Der deutsche Hungergenozid

Von German-Foreign-Policy.com – 10. Januar 2024

Überlebende der deutschen Hungerblockade Leningrads im Zweiten Weltkrieg dringen auf Entschädigung. Die Bundesregierung weist dies 80 Jahre nach der Blockade immer noch ab.

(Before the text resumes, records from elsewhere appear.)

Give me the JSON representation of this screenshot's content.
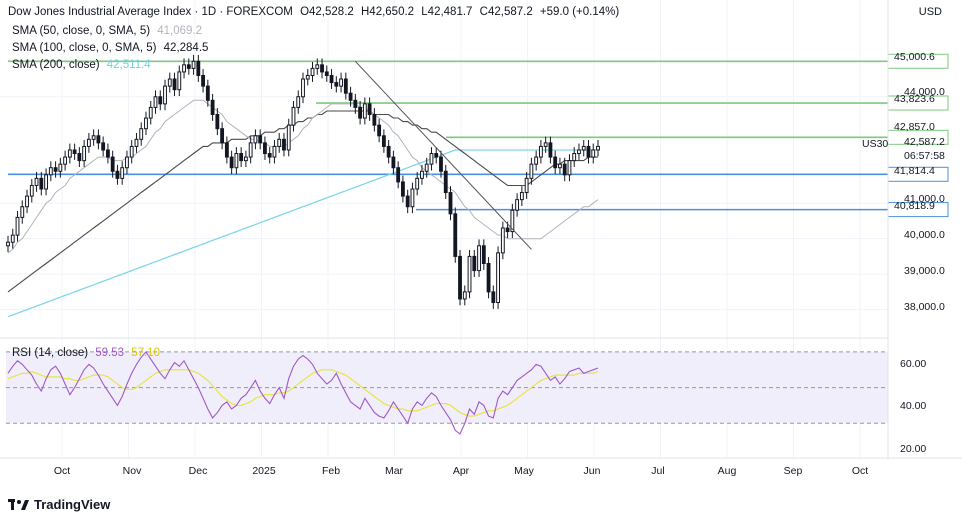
{
  "header": {
    "title": "Dow Jones Industrial Average Index · 1D · FOREXCOM",
    "o_label": "O",
    "o_value": "42,528.2",
    "h_label": "H",
    "h_value": "42,650.2",
    "l_label": "L",
    "l_value": "42,481.7",
    "c_label": "C",
    "c_value": "42,587.2",
    "change": "+59.0 (+0.14%)",
    "sma50_label": "SMA (50, close, 0, SMA, 5)",
    "sma50_value": "41,069.2",
    "sma100_label": "SMA (100, close, 0, SMA, 5)",
    "sma100_value": "42,284.5",
    "sma200_label": "SMA (200, close)",
    "sma200_value": "42,511.4"
  },
  "currency": "USD",
  "symbol": "US30",
  "price_tag": {
    "price": "42,587.2",
    "countdown": "06:57:58"
  },
  "levels": [
    {
      "value": "45,000.6",
      "color": "#7ec97e"
    },
    {
      "value": "43,823.6",
      "color": "#7ec97e"
    },
    {
      "value": "42,857.0",
      "color": "#7ec97e"
    },
    {
      "value": "41,814.4",
      "color": "#4a90e2"
    },
    {
      "value": "40,818.9",
      "color": "#4a90e2"
    }
  ],
  "y_ticks": [
    "44,000.0",
    "41,000.0",
    "40,000.0",
    "39,000.0",
    "38,000.0"
  ],
  "rsi": {
    "label": "RSI (14, close)",
    "value": "59.53",
    "signal": "57.10",
    "ticks": [
      "60.00",
      "40.00",
      "20.00"
    ]
  },
  "x_labels": [
    "Oct",
    "Nov",
    "Dec",
    "2025",
    "Feb",
    "Mar",
    "Apr",
    "May",
    "Jun",
    "Jul",
    "Aug",
    "Sep",
    "Oct"
  ],
  "brand": "TradingView",
  "colors": {
    "up": "#131722",
    "sma50": "#b0b3b8",
    "sma100": "#4a4a4a",
    "sma200": "#7fd6e8",
    "rsi": "#9c5ac7",
    "rsi_ma": "#e8e23a",
    "rsi_bg": "#f1eefb"
  },
  "chart_data": {
    "type": "candlestick",
    "price_ylim": [
      37200,
      45600
    ],
    "dates_start": "2024-09-16",
    "closes": [
      39900,
      40100,
      40600,
      40900,
      41200,
      41500,
      41700,
      41400,
      41800,
      42000,
      41900,
      42100,
      42300,
      42500,
      42400,
      42200,
      42600,
      42800,
      42900,
      42700,
      42500,
      42300,
      41900,
      41700,
      42000,
      42300,
      42600,
      42800,
      43100,
      43400,
      43700,
      44000,
      43800,
      44300,
      44500,
      44200,
      44700,
      44900,
      44800,
      45000,
      44600,
      44300,
      43900,
      43500,
      43100,
      42700,
      42300,
      42000,
      42400,
      42200,
      42300,
      42700,
      42900,
      42700,
      42400,
      42300,
      42600,
      42800,
      42500,
      43200,
      43700,
      44000,
      44500,
      44600,
      44800,
      44900,
      44700,
      44600,
      44400,
      44300,
      44500,
      44100,
      43900,
      43700,
      43400,
      43800,
      43500,
      43200,
      42900,
      42600,
      42300,
      42000,
      41600,
      41200,
      40900,
      41400,
      41700,
      41900,
      42100,
      42400,
      42300,
      41900,
      41300,
      40700,
      39500,
      38300,
      38500,
      39500,
      39100,
      39800,
      39300,
      38500,
      38200,
      39600,
      40300,
      40200,
      40800,
      41100,
      41300,
      41700,
      42100,
      42300,
      42600,
      42700,
      42300,
      42000,
      42100,
      41800,
      42200,
      42400,
      42500,
      42600,
      42300,
      42500,
      42600
    ],
    "sma50": [
      39600,
      39700,
      39900,
      40000,
      40200,
      40400,
      40600,
      40800,
      41000,
      41100,
      41300,
      41400,
      41500,
      41700,
      41800,
      41900,
      42000,
      42100,
      42200,
      42300,
      42300,
      42300,
      42200,
      42200,
      42200,
      42300,
      42300,
      42400,
      42500,
      42600,
      42800,
      43000,
      43100,
      43300,
      43400,
      43500,
      43600,
      43700,
      43800,
      43900,
      43900,
      43900,
      43800,
      43700,
      43600,
      43500,
      43300,
      43200,
      43100,
      43000,
      42900,
      42800,
      42800,
      42700,
      42700,
      42600,
      42600,
      42600,
      42600,
      42700,
      42800,
      42900,
      43100,
      43200,
      43400,
      43500,
      43600,
      43700,
      43800,
      43800,
      43800,
      43800,
      43800,
      43800,
      43700,
      43700,
      43600,
      43500,
      43400,
      43300,
      43200,
      43000,
      42900,
      42700,
      42500,
      42300,
      42200,
      42000,
      41900,
      41800,
      41700,
      41600,
      41500,
      41400,
      41300,
      41100,
      40900,
      40800,
      40600,
      40500,
      40400,
      40300,
      40200,
      40100,
      40100,
      40000,
      40000,
      40000,
      40000,
      40000,
      40000,
      40000,
      40000,
      40100,
      40200,
      40300,
      40400,
      40500,
      40600,
      40700,
      40800,
      40900,
      40900,
      41000,
      41100
    ],
    "sma100": [
      38500,
      38600,
      38700,
      38800,
      38900,
      39000,
      39100,
      39200,
      39300,
      39400,
      39500,
      39600,
      39700,
      39800,
      39900,
      40000,
      40100,
      40200,
      40300,
      40400,
      40500,
      40600,
      40700,
      40800,
      40900,
      41000,
      41100,
      41200,
      41300,
      41400,
      41500,
      41600,
      41700,
      41800,
      41900,
      42000,
      42100,
      42200,
      42300,
      42400,
      42500,
      42600,
      42600,
      42700,
      42700,
      42700,
      42700,
      42800,
      42800,
      42800,
      42800,
      42900,
      42900,
      42900,
      43000,
      43000,
      43000,
      43100,
      43100,
      43200,
      43200,
      43300,
      43300,
      43400,
      43400,
      43500,
      43500,
      43600,
      43600,
      43600,
      43600,
      43600,
      43600,
      43600,
      43600,
      43600,
      43600,
      43500,
      43500,
      43500,
      43500,
      43400,
      43400,
      43300,
      43300,
      43200,
      43200,
      43100,
      43100,
      43000,
      43000,
      42900,
      42800,
      42700,
      42600,
      42500,
      42400,
      42300,
      42200,
      42100,
      42000,
      41900,
      41800,
      41700,
      41600,
      41500,
      41500,
      41500,
      41500,
      41500,
      41600,
      41700,
      41800,
      41900,
      42000,
      42100,
      42100,
      42200,
      42200,
      42200,
      42200,
      42200,
      42300,
      42300,
      42300
    ],
    "sma200": [
      37800,
      37850,
      37900,
      37950,
      38000,
      38050,
      38100,
      38150,
      38200,
      38250,
      38300,
      38350,
      38400,
      38450,
      38500,
      38550,
      38600,
      38650,
      38700,
      38750,
      38800,
      38850,
      38900,
      38950,
      39000,
      39050,
      39100,
      39150,
      39200,
      39250,
      39300,
      39350,
      39400,
      39450,
      39500,
      39550,
      39600,
      39650,
      39700,
      39750,
      39800,
      39850,
      39900,
      39950,
      40000,
      40050,
      40100,
      40150,
      40200,
      40250,
      40300,
      40350,
      40400,
      40450,
      40500,
      40550,
      40600,
      40650,
      40700,
      40750,
      40800,
      40850,
      40900,
      40950,
      41000,
      41050,
      41100,
      41150,
      41200,
      41250,
      41300,
      41350,
      41400,
      41450,
      41500,
      41550,
      41600,
      41650,
      41700,
      41750,
      41800,
      41850,
      41900,
      41950,
      42000,
      42050,
      42100,
      42150,
      42200,
      42250,
      42300,
      42350,
      42400,
      42450,
      42500,
      42500,
      42500,
      42500,
      42500,
      42500,
      42500,
      42500,
      42500,
      42500,
      42500,
      42500,
      42500,
      42500,
      42500,
      42500,
      42500,
      42500,
      42500,
      42500,
      42500,
      42500,
      42500,
      42500,
      42500,
      42500,
      42500,
      42500,
      42500,
      42500,
      42500
    ],
    "rsi_values": [
      58,
      62,
      65,
      63,
      60,
      57,
      52,
      48,
      55,
      60,
      62,
      58,
      52,
      46,
      50,
      55,
      60,
      63,
      61,
      57,
      52,
      48,
      44,
      40,
      45,
      52,
      58,
      63,
      67,
      70,
      66,
      62,
      58,
      55,
      60,
      64,
      62,
      65,
      60,
      55,
      50,
      44,
      38,
      33,
      36,
      40,
      42,
      38,
      40,
      44,
      46,
      50,
      54,
      48,
      44,
      41,
      46,
      50,
      44,
      55,
      62,
      66,
      68,
      66,
      63,
      58,
      55,
      52,
      54,
      58,
      52,
      47,
      42,
      40,
      38,
      44,
      40,
      36,
      34,
      33,
      37,
      42,
      38,
      34,
      30,
      38,
      42,
      40,
      44,
      47,
      45,
      40,
      36,
      32,
      26,
      24,
      30,
      38,
      35,
      42,
      40,
      34,
      33,
      44,
      48,
      46,
      50,
      54,
      56,
      58,
      60,
      63,
      62,
      58,
      54,
      56,
      52,
      55,
      59,
      60,
      61,
      58,
      59,
      60,
      61
    ],
    "rsi_ma_values": [
      55,
      56,
      57,
      58,
      58,
      59,
      58,
      57,
      56,
      56,
      56,
      56,
      55,
      55,
      54,
      54,
      55,
      56,
      57,
      57,
      57,
      56,
      54,
      52,
      50,
      49,
      49,
      50,
      52,
      54,
      56,
      58,
      59,
      60,
      60,
      60,
      60,
      60,
      60,
      59,
      58,
      56,
      54,
      51,
      48,
      45,
      43,
      41,
      40,
      40,
      41,
      42,
      44,
      45,
      46,
      46,
      46,
      47,
      47,
      48,
      50,
      52,
      54,
      56,
      58,
      59,
      60,
      60,
      60,
      59,
      58,
      57,
      55,
      53,
      51,
      49,
      47,
      45,
      43,
      41,
      40,
      39,
      38,
      38,
      37,
      37,
      37,
      38,
      39,
      40,
      41,
      41,
      41,
      40,
      38,
      36,
      35,
      34,
      34,
      35,
      36,
      37,
      37,
      38,
      39,
      40,
      42,
      44,
      46,
      48,
      50,
      52,
      54,
      55,
      56,
      57,
      57,
      57,
      57,
      57,
      58,
      58,
      58,
      58,
      59
    ],
    "rsi_ylim": [
      15,
      75
    ],
    "trendline": {
      "from_index": 73,
      "from_value": 45000,
      "to_index": 110,
      "to_value": 39700
    }
  }
}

Vor dem kurz bevorstehenden 80. Jahrestag der Brechung der deutschen Blockade Leningrads im Zweiten Weltkrieg am 27. Januar dringen Überlebende zum wiederholten Mal auf eine wenigstens geringe Entschädigung. Die Wehrmacht hatte zwischen 1941 und 1944 über einen Zeitraum von fast 900 Tagen die drei Millionen Einwohner der sowjetischen Metropole von der Lieferung von Nahrungsmitteln abgeschnitten. Ziel war es, die komplette Stadtbevölkerung durch Hunger zu ermorden; der Historiker Jörg Ganzenmüller sprach schon zum 60. Jahrestag der Brechung der Blockade von einem „Genozid durch bloßes Nichtstun“. 1,1 Millionen Menschen kamen zu Tode. Entschädigung haben bisher lediglich jüdische Opfer erhalten; Berlin sprach ihnen im Jahr 2008 eine Einmalzahlung von genau 2.556 Euro zu. Diese Summe fordern nun auch die nichtjüdischen Überlebenden ein. Tatsächlich galt der Plan, Leningrads Bevölkerung umzubringen, explizit auch den als slawische „Untermenschen“ diffamierten nichtjüdischen Einwohnern. Die Bundesregierung stuft den deutschen Hungergenozid ausdrücklich als „allgemeine Kriegshandlung“ ein, für die keine Entschädigung zu zahlen sei.

Tödliche Blockade

Die Wehrmacht schloss den Blockadering um Leningrad am 8. September 1941. Damit war die Großstadt, in der damals rund drei Millionen Menschen lebten, im Süden durch deutsche Truppen von jeglicher Versorgung abgeschnitten. Im Norden erledigten das die Streitkräfte des mit dem NS-Reich verbündeten Finnlands. Über den im Osten gelegenen Ladogasee konnten zeitweise und unter großen Gefahren in geringem Umfang Lebensmittel und andere Versorgungsgüter in die Stadt gebracht werden. Die Mengen reichten allerdings auch nicht annähernd aus, um die Bevölkerung zu ernähren. Unmittelbar nach der Schließung der Blockade begann die Wehrmacht, Lebensmittellager und andere Versorgungseinrichtungen gezielt zu bombardieren. Bereits nach wenigen Wochen trat ein dramatischer Mangel an Nahrung und an Energieträgern auf. Tödlicher Hunger griff um sich, die eisige Kälte kostete gleichfalls zahlreiche Menschenleben. Sowjetische Offensiven mit dem Ziel, Leningrad zu befreien, scheiterten mehrfach. Erst am 27. Januar 1944 gelang es der Roten Armee, die Blockade zu brechen. In den fast 900 Tagen, in denen Leningrad von den deutschen Truppen eingeschlossen war, kamen nahezu 1,1 Millionen Menschen zu Tode. Die überwiegende Mehrzahl von ihnen verhungerte oder erfror.